A Falcon 9 booster launches for a record-equalling 20th time.
A Falcon 9 booster launches for a record-equalling 20th time. SpaceX

SpaceX flew a first-stage Falcon 9 booster for the 20th time on Saturday, equalling a record set by another Falcon 9 booster earlier this month.

Reusing parts of the rocket is an integral part of SpaceX’s flight system and has enabled the company to dramatically reduce the cost of launches. Besides the booster, SpaceX also reuses the Falcon 9’s Dragon spacecraft and rocket fairing.

Saturday’s mission lifted off from the Kennedy Space Center in Florida at 8:34 p.m. ET. It launched a satellite for the European Commission’s Galileo global navigation system. However, the mission took the first-stage Falcon 9 booster to a higher-than-usual orbit, preventing the team from bringing it back home for a 20th landing.

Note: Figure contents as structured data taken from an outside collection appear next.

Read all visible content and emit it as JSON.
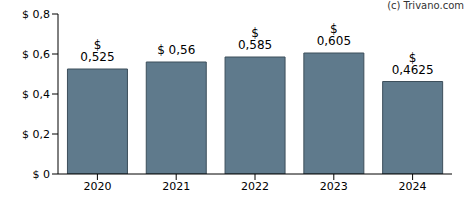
{
  "chart_data": {
    "type": "bar",
    "annotation": "(c) Trivano.com",
    "categories": [
      "2020",
      "2021",
      "2022",
      "2023",
      "2024"
    ],
    "values": [
      0.525,
      0.56,
      0.585,
      0.605,
      0.4625
    ],
    "value_labels": [
      "$ 0,525",
      "$ 0,56",
      "$ 0,585",
      "$ 0,605",
      "$ 0,4625"
    ],
    "data_labels": true,
    "color": "#5f7a8c",
    "ylim": [
      0,
      0.8
    ],
    "yticks": [
      {
        "value": 0,
        "label": "$ 0"
      },
      {
        "value": 0.2,
        "label": "$ 0,2"
      },
      {
        "value": 0.4,
        "label": "$ 0,4"
      },
      {
        "value": 0.6,
        "label": "$ 0,6"
      },
      {
        "value": 0.8,
        "label": "$ 0,8"
      }
    ],
    "grid": false
  }
}
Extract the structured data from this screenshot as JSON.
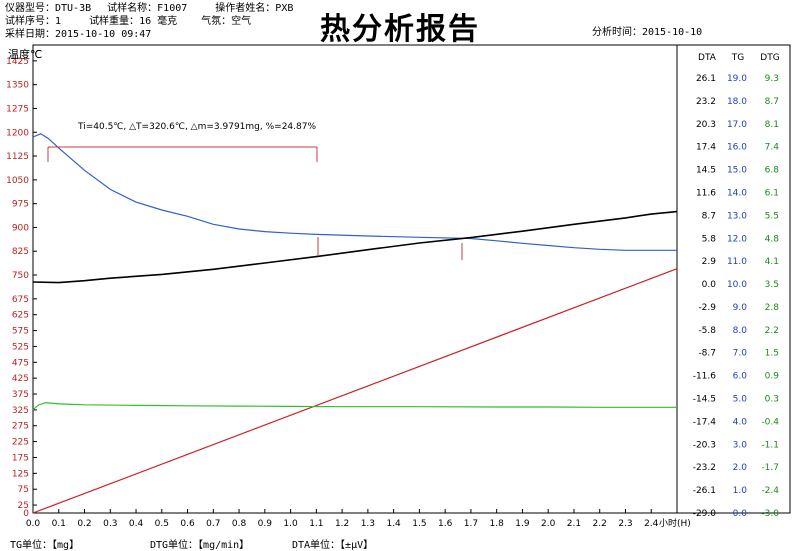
{
  "header": {
    "line1": [
      {
        "label": "仪器型号：",
        "value": "DTU-3B"
      },
      {
        "label": "试样名称：",
        "value": "F1007"
      },
      {
        "label": "操作者姓名：",
        "value": "PXB"
      }
    ],
    "line2": [
      {
        "label": "试样序号：",
        "value": "1"
      },
      {
        "label": "试样重量：",
        "value": "16  毫克"
      },
      {
        "label": "气氛：",
        "value": "空气"
      }
    ],
    "line3": [
      {
        "label": "采样日期：",
        "value": "2015-10-10    09:47"
      }
    ],
    "title": "热分析报告",
    "analysis_time_label": "分析时间：",
    "analysis_time": "2015-10-10"
  },
  "footer": {
    "tg_unit": "TG单位：【mg】",
    "dtg_unit": "DTG单位：【mg/min】",
    "dta_unit": "DTA单位：【±μV】"
  },
  "chart_data": {
    "type": "line",
    "ylabel": "温度℃",
    "xlabel": "小时(H)",
    "xlim": [
      0,
      2.5
    ],
    "ylim": [
      0,
      1475
    ],
    "x_ticks": [
      "0.0",
      "0.1",
      "0.2",
      "0.3",
      "0.4",
      "0.5",
      "0.6",
      "0.7",
      "0.8",
      "0.9",
      "1.0",
      "1.1",
      "1.2",
      "1.3",
      "1.4",
      "1.5",
      "1.6",
      "1.7",
      "1.8",
      "1.9",
      "2.0",
      "2.1",
      "2.2",
      "2.3",
      "2.4"
    ],
    "y_ticks": [
      0,
      25,
      75,
      125,
      175,
      225,
      275,
      325,
      375,
      425,
      475,
      525,
      575,
      625,
      675,
      750,
      825,
      900,
      975,
      1050,
      1125,
      1200,
      1275,
      1350,
      1425
    ],
    "right_axes": {
      "headers": [
        "DTA",
        "TG",
        "DTG"
      ],
      "DTA": [
        "26.1",
        "23.2",
        "20.3",
        "17.4",
        "14.5",
        "11.6",
        "8.7",
        "5.8",
        "2.9",
        "0.0",
        "-2.9",
        "-5.8",
        "-8.7",
        "-11.6",
        "-14.5",
        "-17.4",
        "-20.3",
        "-23.2",
        "-26.1",
        "-29.0"
      ],
      "TG": [
        "19.0",
        "18.0",
        "17.0",
        "16.0",
        "15.0",
        "14.0",
        "13.0",
        "12.0",
        "11.0",
        "10.0",
        "9.0",
        "8.0",
        "7.0",
        "6.0",
        "5.0",
        "4.0",
        "3.0",
        "2.0",
        "1.0",
        "0.0"
      ],
      "DTG": [
        "9.3",
        "8.7",
        "8.1",
        "7.4",
        "6.8",
        "6.1",
        "5.5",
        "4.8",
        "4.1",
        "3.5",
        "2.8",
        "2.2",
        "1.5",
        "0.9",
        "0.3",
        "-0.4",
        "-1.1",
        "-1.7",
        "-2.4",
        "-3.0"
      ],
      "colors": {
        "DTA": "#000000",
        "TG": "#1f3fbf",
        "DTG": "#1a8a1a"
      }
    },
    "annotation": "Ti=40.5℃, △T=320.6℃, △m=3.9791mg, %=24.87%",
    "series": [
      {
        "color": "#cc2222",
        "x": [
          0.0,
          2.5
        ],
        "y": [
          0,
          770
        ]
      },
      {
        "color": "#3060d0",
        "x": [
          0.0,
          0.03,
          0.06,
          0.1,
          0.2,
          0.3,
          0.4,
          0.5,
          0.6,
          0.7,
          0.8,
          0.9,
          1.0,
          1.1,
          1.3,
          1.5,
          1.7,
          1.8,
          1.9,
          2.0,
          2.1,
          2.2,
          2.3,
          2.4,
          2.5
        ],
        "y": [
          1185,
          1195,
          1180,
          1150,
          1080,
          1020,
          980,
          955,
          935,
          910,
          895,
          887,
          882,
          878,
          873,
          869,
          865,
          858,
          850,
          843,
          836,
          831,
          828,
          828,
          828
        ]
      },
      {
        "color": "#000000",
        "x": [
          0.0,
          0.1,
          0.2,
          0.3,
          0.5,
          0.7,
          0.9,
          1.1,
          1.3,
          1.5,
          1.7,
          1.9,
          2.1,
          2.3,
          2.4,
          2.5
        ],
        "y": [
          728,
          726,
          732,
          740,
          752,
          768,
          788,
          808,
          830,
          851,
          868,
          888,
          910,
          930,
          942,
          950
        ]
      },
      {
        "color": "#2fbf2f",
        "x": [
          0.0,
          0.02,
          0.05,
          0.1,
          0.2,
          0.4,
          0.6,
          0.8,
          1.0,
          1.2,
          1.5,
          1.8,
          2.0,
          2.2,
          2.5
        ],
        "y": [
          325,
          340,
          348,
          344,
          341,
          339,
          338,
          337,
          336,
          335,
          335,
          334,
          334,
          333,
          333
        ]
      }
    ]
  }
}
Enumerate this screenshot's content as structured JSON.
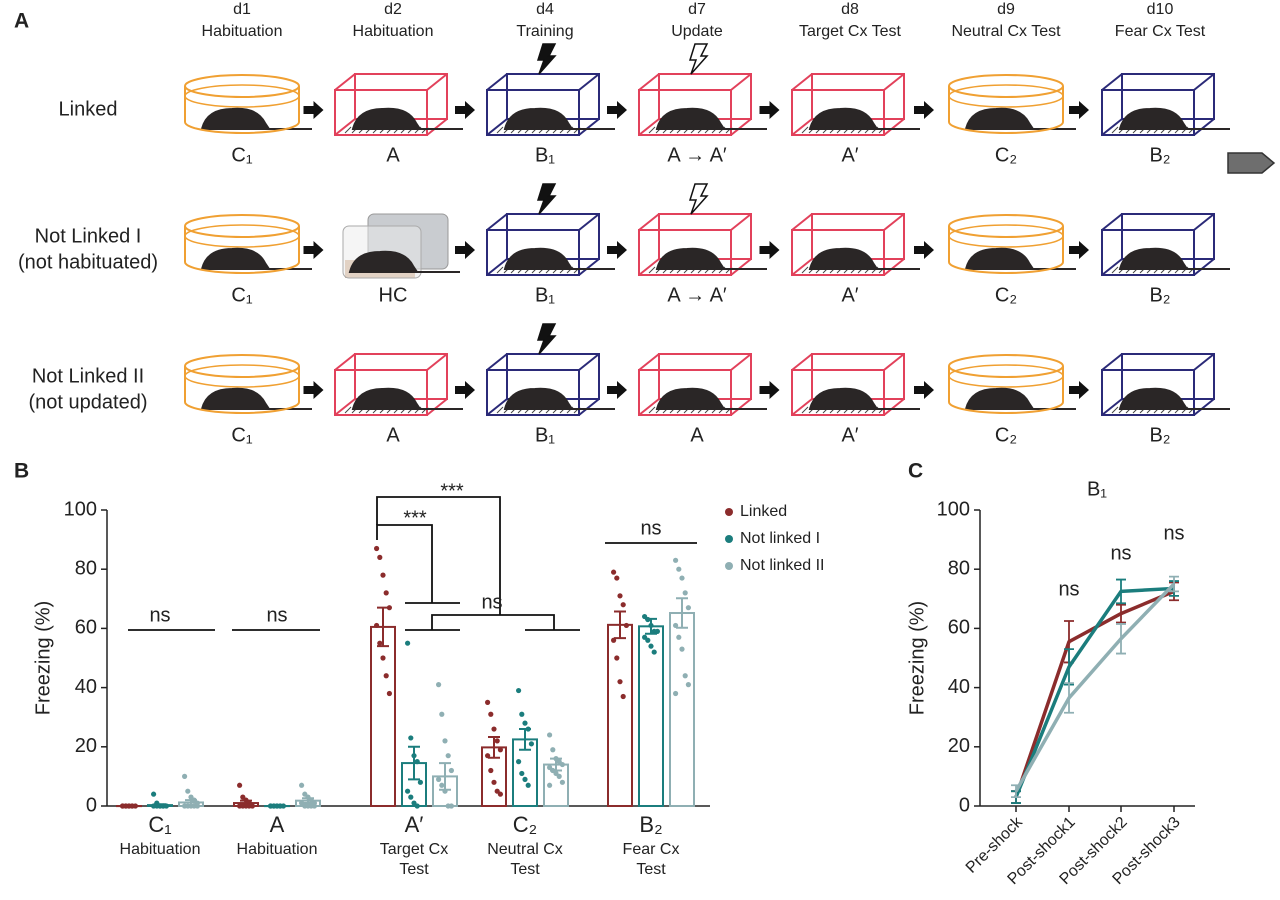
{
  "diagram": {
    "panel": "A",
    "days": [
      {
        "day": "d1",
        "phase": "Habituation"
      },
      {
        "day": "d2",
        "phase": "Habituation"
      },
      {
        "day": "d4",
        "phase": "Training"
      },
      {
        "day": "d7",
        "phase": "Update"
      },
      {
        "day": "d8",
        "phase": "Target Cx Test"
      },
      {
        "day": "d9",
        "phase": "Neutral Cx Test"
      },
      {
        "day": "d10",
        "phase": "Fear Cx Test"
      }
    ],
    "rows": [
      {
        "label": [
          "Linked"
        ],
        "contexts": [
          "C₁",
          "A",
          "B₁",
          "A → A′",
          "A′",
          "C₂",
          "B₂"
        ]
      },
      {
        "label": [
          "Not Linked I",
          "(not habituated)"
        ],
        "contexts": [
          "C₁",
          "HC",
          "B₁",
          "A → A′",
          "A′",
          "C₂",
          "B₂"
        ]
      },
      {
        "label": [
          "Not Linked II",
          "(not updated)"
        ],
        "contexts": [
          "C₁",
          "A",
          "B₁",
          "A",
          "A′",
          "C₂",
          "B₂"
        ]
      }
    ]
  },
  "chart_data": [
    {
      "type": "bar",
      "panel": "B",
      "y_label": "Freezing (%)",
      "categories": [
        "C₁",
        "A",
        "A′",
        "C₂",
        "B₂"
      ],
      "category_sublabels": [
        [
          "Habituation"
        ],
        [
          "Habituation"
        ],
        [
          "Target Cx",
          "Test"
        ],
        [
          "Neutral Cx",
          "Test"
        ],
        [
          "Fear Cx",
          "Test"
        ]
      ],
      "ylim": [
        0,
        100
      ],
      "yticks": [
        0,
        20,
        40,
        60,
        80,
        100
      ],
      "legend": "upper right",
      "annotations": [
        "ns",
        "ns",
        "***",
        "***",
        "ns",
        "ns"
      ],
      "series": [
        {
          "name": "Linked",
          "color": "#8b2c2c",
          "values": [
            0,
            1,
            60.5,
            19.8,
            61.2
          ],
          "errors": [
            0,
            0.8,
            6.5,
            3.5,
            4.5
          ],
          "points": [
            [
              0,
              0,
              0,
              0,
              0,
              0,
              0,
              0,
              0
            ],
            [
              7,
              3,
              2,
              1,
              0,
              0,
              0,
              0,
              0
            ],
            [
              87,
              84,
              78,
              72,
              67,
              61,
              55,
              50,
              44,
              38
            ],
            [
              35,
              31,
              26,
              22,
              19,
              17,
              12,
              8,
              5,
              4
            ],
            [
              79,
              77,
              71,
              68,
              61,
              56,
              50,
              42,
              37
            ]
          ]
        },
        {
          "name": "Not linked I",
          "color": "#1b7d7d",
          "values": [
            0.3,
            0,
            14.5,
            22.5,
            60.7
          ],
          "errors": [
            0.3,
            0,
            5.5,
            3.5,
            2.5
          ],
          "points": [
            [
              4,
              1,
              0,
              0,
              0,
              0,
              0,
              0,
              0
            ],
            [
              0,
              0,
              0,
              0,
              0,
              0,
              0,
              0,
              0
            ],
            [
              55,
              23,
              17,
              15,
              8,
              5,
              3,
              1,
              0
            ],
            [
              39,
              31,
              28,
              26,
              21,
              15,
              11,
              9,
              7
            ],
            [
              64,
              63,
              61,
              59,
              59,
              57,
              56,
              54,
              52
            ]
          ]
        },
        {
          "name": "Not linked II",
          "color": "#8fafb3",
          "values": [
            1.2,
            1.8,
            10,
            14,
            65.2
          ],
          "errors": [
            0.8,
            0.8,
            4.5,
            2,
            5
          ],
          "points": [
            [
              10,
              5,
              3,
              2,
              1,
              0,
              0,
              0,
              0,
              0
            ],
            [
              7,
              4,
              3,
              2,
              1,
              1,
              0,
              0,
              0,
              0
            ],
            [
              41,
              31,
              22,
              17,
              12,
              9,
              7,
              5,
              0,
              0
            ],
            [
              24,
              19,
              16,
              15,
              14,
              13,
              12,
              11,
              10,
              8,
              7
            ],
            [
              83,
              80,
              77,
              72,
              67,
              61,
              57,
              53,
              44,
              41,
              38
            ]
          ]
        }
      ]
    },
    {
      "type": "line",
      "panel": "C",
      "title": "B₁",
      "y_label": "Freezing (%)",
      "categories": [
        "Pre-shock",
        "Post-shock1",
        "Post-shock2",
        "Post-shock3"
      ],
      "ylim": [
        0,
        100
      ],
      "yticks": [
        0,
        20,
        40,
        60,
        80,
        100
      ],
      "annotations": [
        "ns",
        "ns",
        "ns"
      ],
      "series": [
        {
          "color": "#8b2c2c",
          "values": [
            3,
            55.5,
            65,
            72.5
          ],
          "errors": [
            2,
            7,
            3,
            3
          ]
        },
        {
          "color": "#1b7d7d",
          "values": [
            3,
            47,
            72.5,
            73.5
          ],
          "errors": [
            2,
            6,
            4,
            2.5
          ]
        },
        {
          "color": "#8fafb3",
          "values": [
            5,
            36.5,
            56.5,
            75
          ],
          "errors": [
            2,
            5,
            5,
            2.5
          ]
        }
      ]
    }
  ]
}
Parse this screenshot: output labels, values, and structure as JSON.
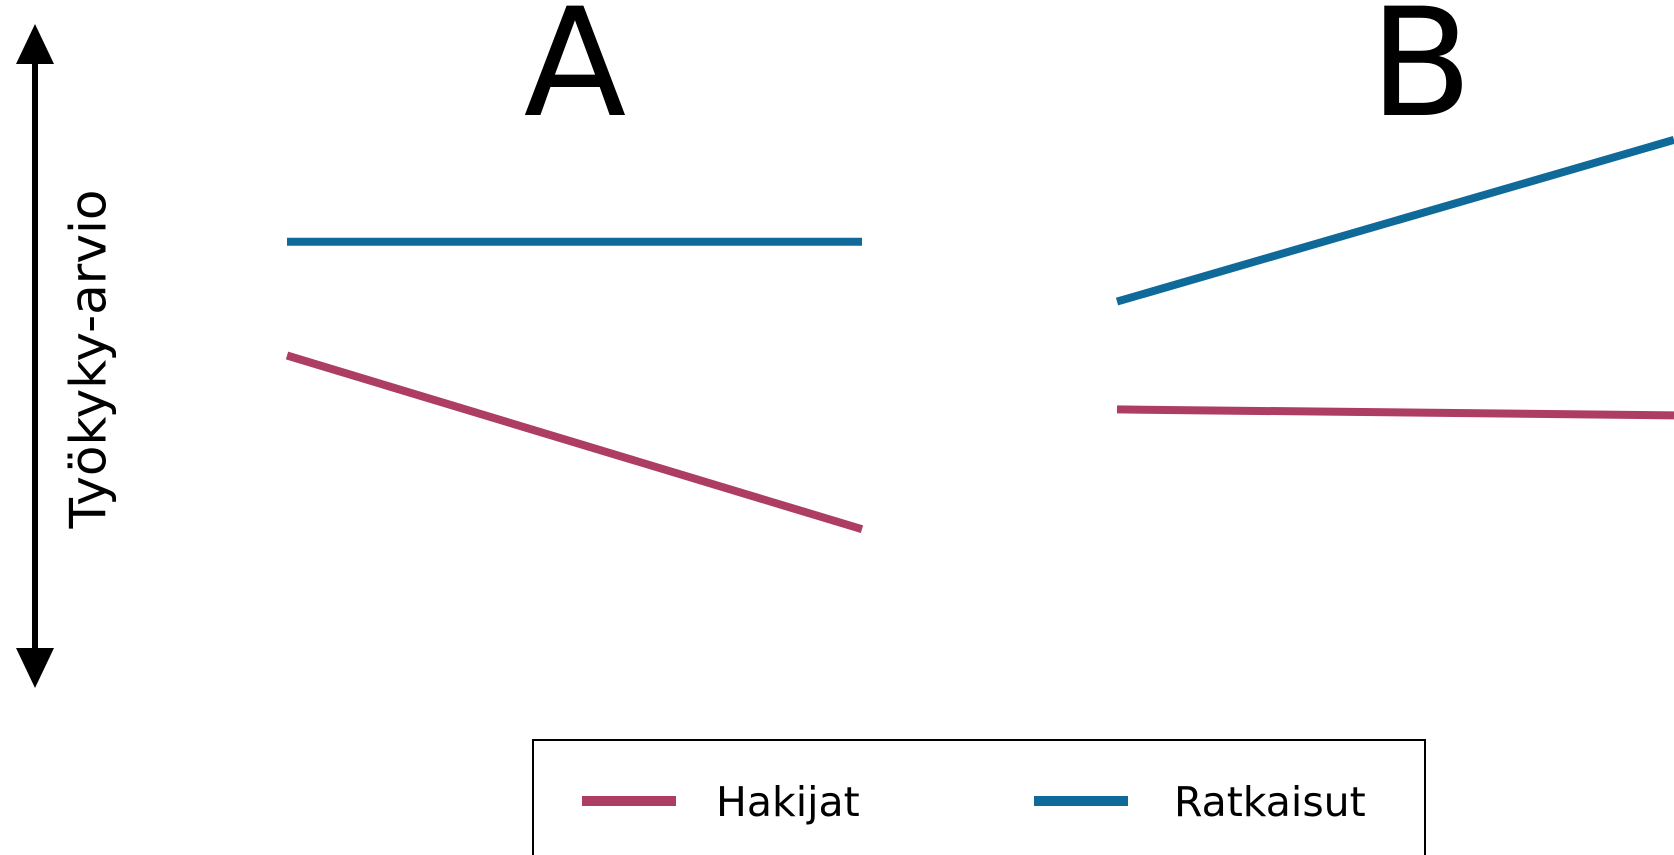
{
  "chart_data": {
    "type": "line",
    "ylabel": "Työkyky-arvio",
    "panels": [
      {
        "label": "A",
        "series": [
          {
            "name": "Ratkaisut",
            "values": [
              0.69,
              0.69
            ]
          },
          {
            "name": "Hakijat",
            "values": [
              0.5,
              0.21
            ]
          }
        ]
      },
      {
        "label": "B",
        "series": [
          {
            "name": "Ratkaisut",
            "values": [
              0.59,
              0.86
            ]
          },
          {
            "name": "Hakijat",
            "values": [
              0.41,
              0.4
            ]
          }
        ]
      }
    ],
    "legend": [
      "Hakijat",
      "Ratkaisut"
    ],
    "legend_position": "bottom",
    "colors": {
      "Hakijat": "#ad3d62",
      "Ratkaisut": "#0f6a99"
    },
    "grid": false
  }
}
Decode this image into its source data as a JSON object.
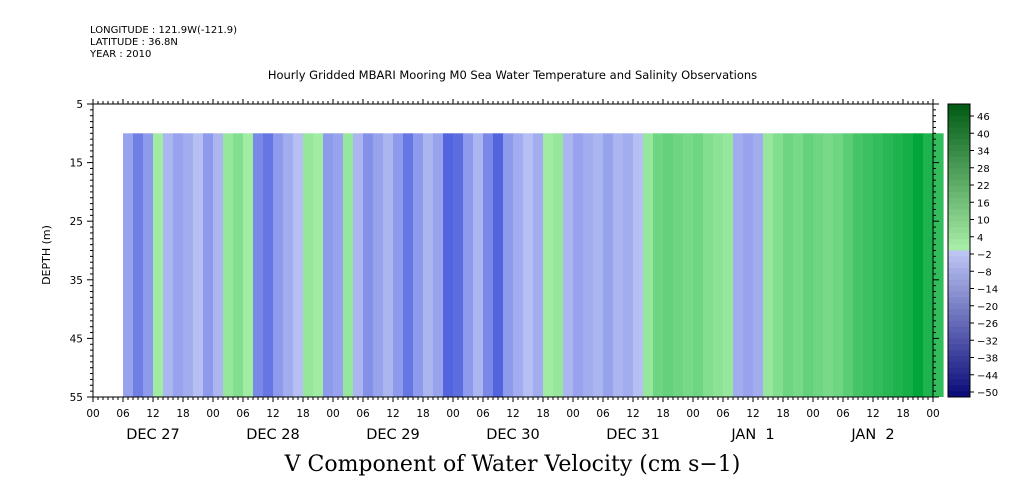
{
  "header": {
    "longitude": "LONGITUDE : 121.9W(-121.9)",
    "latitude": "LATITUDE : 36.8N",
    "year": "YEAR : 2010"
  },
  "chart_data": {
    "type": "heatmap",
    "title": "Hourly Gridded MBARI Mooring M0 Sea Water Temperature and Salinity Observations",
    "xlabel": "V Component of Water Velocity (cm s−1)",
    "ylabel": "DEPTH (m)",
    "y_range": [
      5,
      55
    ],
    "y_ticks": [
      5,
      15,
      25,
      35,
      45,
      55
    ],
    "y_inverted": true,
    "data_depth_range": [
      10,
      55
    ],
    "x_range_hours": [
      0,
      168
    ],
    "data_start_hour": 6,
    "x_hour_tick_labels": [
      "00",
      "06",
      "12",
      "18",
      "00",
      "06",
      "12",
      "18",
      "00",
      "06",
      "12",
      "18",
      "00",
      "06",
      "12",
      "18",
      "00",
      "06",
      "12",
      "18",
      "00",
      "06",
      "12",
      "18",
      "00",
      "06",
      "12",
      "18",
      "00"
    ],
    "x_day_labels": [
      "DEC 27",
      "DEC 28",
      "DEC 29",
      "DEC 30",
      "DEC 31",
      "JAN  1",
      "JAN  2"
    ],
    "colorbar_levels": [
      "46",
      "40",
      "34",
      "28",
      "22",
      "16",
      "10",
      "4",
      "−2",
      "−8",
      "−14",
      "−20",
      "−26",
      "−32",
      "−38",
      "−44",
      "−50"
    ],
    "colorbar_range": [
      -50,
      50
    ],
    "colors": {
      "negative": "#2b3fd6",
      "positive": "#00a63a",
      "neutral": "#bfc8f5"
    },
    "columns": [
      {
        "h": 6,
        "v": -8
      },
      {
        "h": 8,
        "v": -16
      },
      {
        "h": 10,
        "v": -10
      },
      {
        "h": 12,
        "v": 2
      },
      {
        "h": 14,
        "v": -4
      },
      {
        "h": 16,
        "v": -8
      },
      {
        "h": 18,
        "v": -6
      },
      {
        "h": 20,
        "v": -2
      },
      {
        "h": 22,
        "v": -10
      },
      {
        "h": 24,
        "v": -4
      },
      {
        "h": 26,
        "v": 4
      },
      {
        "h": 28,
        "v": 8
      },
      {
        "h": 30,
        "v": 2
      },
      {
        "h": 32,
        "v": -14
      },
      {
        "h": 34,
        "v": -18
      },
      {
        "h": 36,
        "v": -10
      },
      {
        "h": 38,
        "v": -6
      },
      {
        "h": 40,
        "v": -2
      },
      {
        "h": 42,
        "v": 4
      },
      {
        "h": 44,
        "v": 2
      },
      {
        "h": 46,
        "v": -10
      },
      {
        "h": 48,
        "v": -8
      },
      {
        "h": 50,
        "v": 4
      },
      {
        "h": 52,
        "v": -4
      },
      {
        "h": 54,
        "v": -12
      },
      {
        "h": 56,
        "v": -8
      },
      {
        "h": 58,
        "v": -4
      },
      {
        "h": 60,
        "v": -10
      },
      {
        "h": 62,
        "v": -18
      },
      {
        "h": 64,
        "v": -10
      },
      {
        "h": 66,
        "v": -4
      },
      {
        "h": 68,
        "v": -8
      },
      {
        "h": 70,
        "v": -22
      },
      {
        "h": 72,
        "v": -20
      },
      {
        "h": 74,
        "v": -10
      },
      {
        "h": 76,
        "v": -4
      },
      {
        "h": 78,
        "v": -14
      },
      {
        "h": 80,
        "v": -22
      },
      {
        "h": 82,
        "v": -10
      },
      {
        "h": 84,
        "v": -6
      },
      {
        "h": 86,
        "v": -2
      },
      {
        "h": 88,
        "v": -6
      },
      {
        "h": 90,
        "v": 2
      },
      {
        "h": 92,
        "v": 4
      },
      {
        "h": 94,
        "v": -4
      },
      {
        "h": 96,
        "v": -8
      },
      {
        "h": 98,
        "v": -6
      },
      {
        "h": 100,
        "v": -4
      },
      {
        "h": 102,
        "v": -8
      },
      {
        "h": 104,
        "v": -4
      },
      {
        "h": 106,
        "v": -6
      },
      {
        "h": 108,
        "v": -2
      },
      {
        "h": 110,
        "v": 4
      },
      {
        "h": 112,
        "v": 12
      },
      {
        "h": 114,
        "v": 14
      },
      {
        "h": 116,
        "v": 12
      },
      {
        "h": 118,
        "v": 10
      },
      {
        "h": 120,
        "v": 12
      },
      {
        "h": 122,
        "v": 8
      },
      {
        "h": 124,
        "v": 6
      },
      {
        "h": 126,
        "v": 4
      },
      {
        "h": 128,
        "v": -6
      },
      {
        "h": 130,
        "v": -8
      },
      {
        "h": 132,
        "v": -6
      },
      {
        "h": 134,
        "v": 4
      },
      {
        "h": 136,
        "v": 8
      },
      {
        "h": 138,
        "v": 12
      },
      {
        "h": 140,
        "v": 10
      },
      {
        "h": 142,
        "v": 14
      },
      {
        "h": 144,
        "v": 12
      },
      {
        "h": 146,
        "v": 10
      },
      {
        "h": 148,
        "v": 12
      },
      {
        "h": 150,
        "v": 16
      },
      {
        "h": 152,
        "v": 20
      },
      {
        "h": 154,
        "v": 22
      },
      {
        "h": 156,
        "v": 24
      },
      {
        "h": 158,
        "v": 26
      },
      {
        "h": 160,
        "v": 28
      },
      {
        "h": 162,
        "v": 30
      },
      {
        "h": 164,
        "v": 34
      },
      {
        "h": 166,
        "v": 28
      },
      {
        "h": 168,
        "v": 24
      }
    ]
  }
}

The booster first flew in June 2020 and previously launched GPS III-3, Turksat 5A, Transporter-2, Intelsat G-33/G-34, Transporter-6, Intuitive Machines IM-1, and more than a dozen Starlink missions.

Following Saturday’s launch, SpaceX posted a message on social media celebrating the rocket’s achievements over its lifetime. “This Falcon 9 first stage has launched ~200 spacecraft as part of our Rideshare program, supported 13 Starlink missions to help connect people all around the world with high-speed, low-latency internet, sent a lunar lander to the moon, and more. In total, this Falcon delivered 228+ metric tons to Earth orbit and beyond,” it said.

This Falcon 9 first stage has launched ~200 spacecraft as part of our Rideshare program, supported 13 @Starlink missions to help connect people all around the world with high-speed, low-latency internet, sent a lunar lander to the Moon, and more. In total, this Falcon delivered… pic.twitter.com/IDul5eJIum

— SpaceX (@SpaceX) April 28, 2024

SpaceX also expressed thanks for those who had helped to ensure that the booster achieved 20 successful missions, offering congratulations to its team of engineers “for all the science, research, connectivity, and exploration you’ve helped enable with this single Falcon 9 rocket.”

The Elon Musk-led company noted that the last time that a first stage was expended during a Falcon 9 mission was 146 flights ago in November 2022, adding that on most Falcon 9 missions, “enough propellant remains in the first stage after stage separation to enable landing, recovery, and ultimately reuse on future missions.”

It also said that it’s working toward qualifying its fleet of Falcon boosters and fairings to support 40 missions each, explaining that “increasing Falcon’s flight count provides valuable information on repeated reuse, a critical element for making life multiplanetary with Starship,” its next-generation rocket that in March took its third and most successful flight test to date.